Ministro francês diz que país fará avaliação ‘completa’ e ‘independente’ de acordo entre Mercosul e UE

G1/JP

O ministro francês dos Negócios Estrangeiros, Jean-Yves Le Drian, afirmou nesta segunda-feira (29), após encontro com o chanceler brasileiro, Ernesto Araújo, que o país fará avaliação nacional “completa” e “independente” sobre o acordo comercial entre Mercosul e União Europeia.

O acordo foi anunciado no mês passado, após duas décadas de tratativas entre os blocos.
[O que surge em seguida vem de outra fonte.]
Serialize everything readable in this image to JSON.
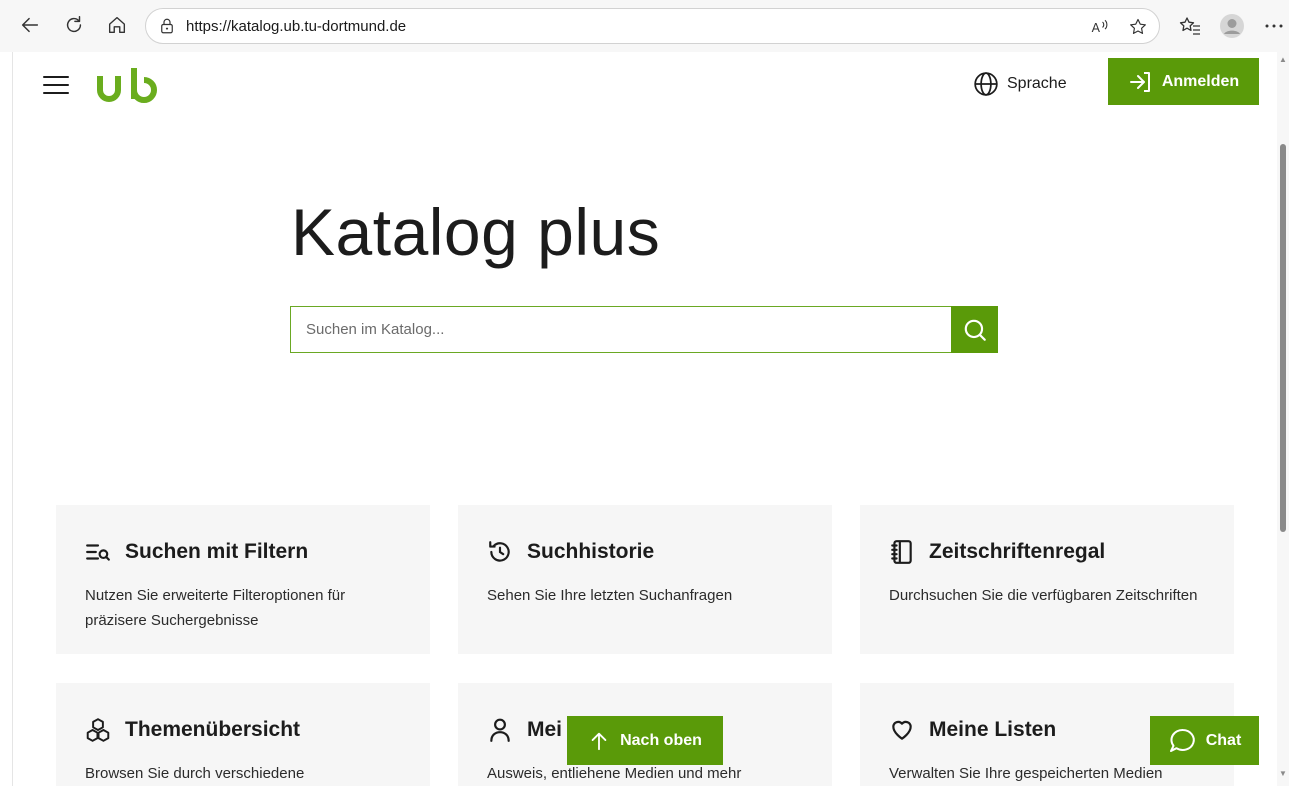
{
  "browser": {
    "url": "https://katalog.ub.tu-dortmund.de"
  },
  "header": {
    "logo_text": "ub",
    "language_label": "Sprache",
    "login_label": "Anmelden"
  },
  "hero": {
    "title": "Katalog plus",
    "search_placeholder": "Suchen im Katalog..."
  },
  "cards": [
    {
      "icon": "filter-search-icon",
      "title": "Suchen mit Filtern",
      "desc": "Nutzen Sie erweiterte Filteroptionen für präzisere Suchergebnisse"
    },
    {
      "icon": "history-icon",
      "title": "Suchhistorie",
      "desc": "Sehen Sie Ihre letzten Suchanfragen"
    },
    {
      "icon": "journal-icon",
      "title": "Zeitschriftenregal",
      "desc": "Durchsuchen Sie die verfügbaren Zeitschriften"
    },
    {
      "icon": "topics-icon",
      "title": "Themenübersicht",
      "desc": "Browsen Sie durch verschiedene"
    },
    {
      "icon": "user-icon",
      "title": "Mei",
      "desc": "Ausweis, entliehene Medien und mehr"
    },
    {
      "icon": "heart-icon",
      "title": "Meine Listen",
      "desc": "Verwalten Sie Ihre gespeicherten Medien"
    }
  ],
  "floating": {
    "back_to_top_label": "Nach oben",
    "chat_label": "Chat"
  },
  "colors": {
    "accent": "#5a9a09",
    "card_bg": "#f6f6f6"
  }
}
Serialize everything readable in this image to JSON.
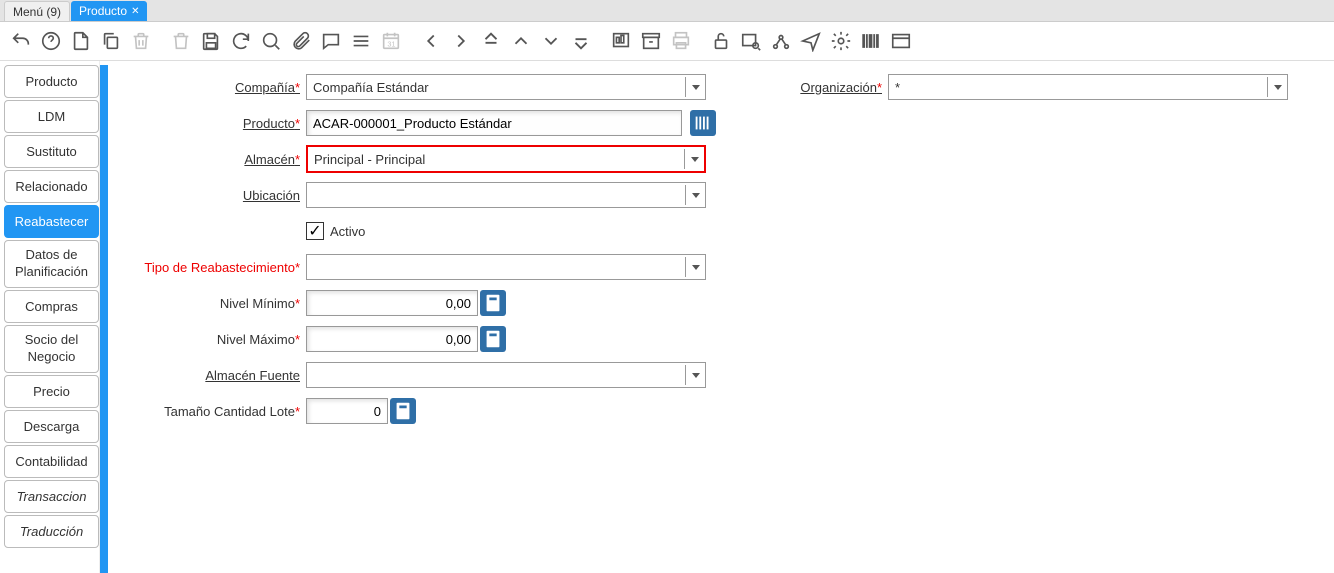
{
  "tabs": {
    "menu": "Menú (9)",
    "product": "Producto"
  },
  "sidebar": {
    "items": [
      {
        "label": "Producto"
      },
      {
        "label": "LDM"
      },
      {
        "label": "Sustituto"
      },
      {
        "label": "Relacionado"
      },
      {
        "label": "Reabastecer"
      },
      {
        "label": "Datos de\nPlanificación"
      },
      {
        "label": "Compras"
      },
      {
        "label": "Socio del\nNegocio"
      },
      {
        "label": "Precio"
      },
      {
        "label": "Descarga"
      },
      {
        "label": "Contabilidad"
      },
      {
        "label": "Transaccion"
      },
      {
        "label": "Traducción"
      }
    ]
  },
  "form": {
    "company": {
      "label": "Compañía",
      "value": "Compañía Estándar"
    },
    "organization": {
      "label": "Organización",
      "value": "*"
    },
    "product": {
      "label": "Producto",
      "value": "ACAR-000001_Producto Estándar"
    },
    "warehouse": {
      "label": "Almacén",
      "value": "Principal - Principal"
    },
    "location": {
      "label": "Ubicación",
      "value": ""
    },
    "active": {
      "label": "Activo",
      "checked": true
    },
    "replenish_type": {
      "label": "Tipo de Reabastecimiento",
      "value": ""
    },
    "min_level": {
      "label": "Nivel Mínimo",
      "value": "0,00"
    },
    "max_level": {
      "label": "Nivel Máximo",
      "value": "0,00"
    },
    "source_wh": {
      "label": "Almacén Fuente",
      "value": ""
    },
    "lot_qty": {
      "label": "Tamaño Cantidad Lote",
      "value": "0"
    }
  }
}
O Mercosul é formado por Brasil, Argentina, Uruguai e Paraguai – a Venezuela está suspensa por descumprir acordos e tratados do protocolo de adesão em meio ao governo de Nicolás Maduro.

Le Drian se reuniu na manhã desta segunda-feira com Araújo no Palácio Itamaraty, em Brasília. Também consta na agenda do ministro uma audiência com o presidente Jair Bolsonaro no Palácio do Planalto.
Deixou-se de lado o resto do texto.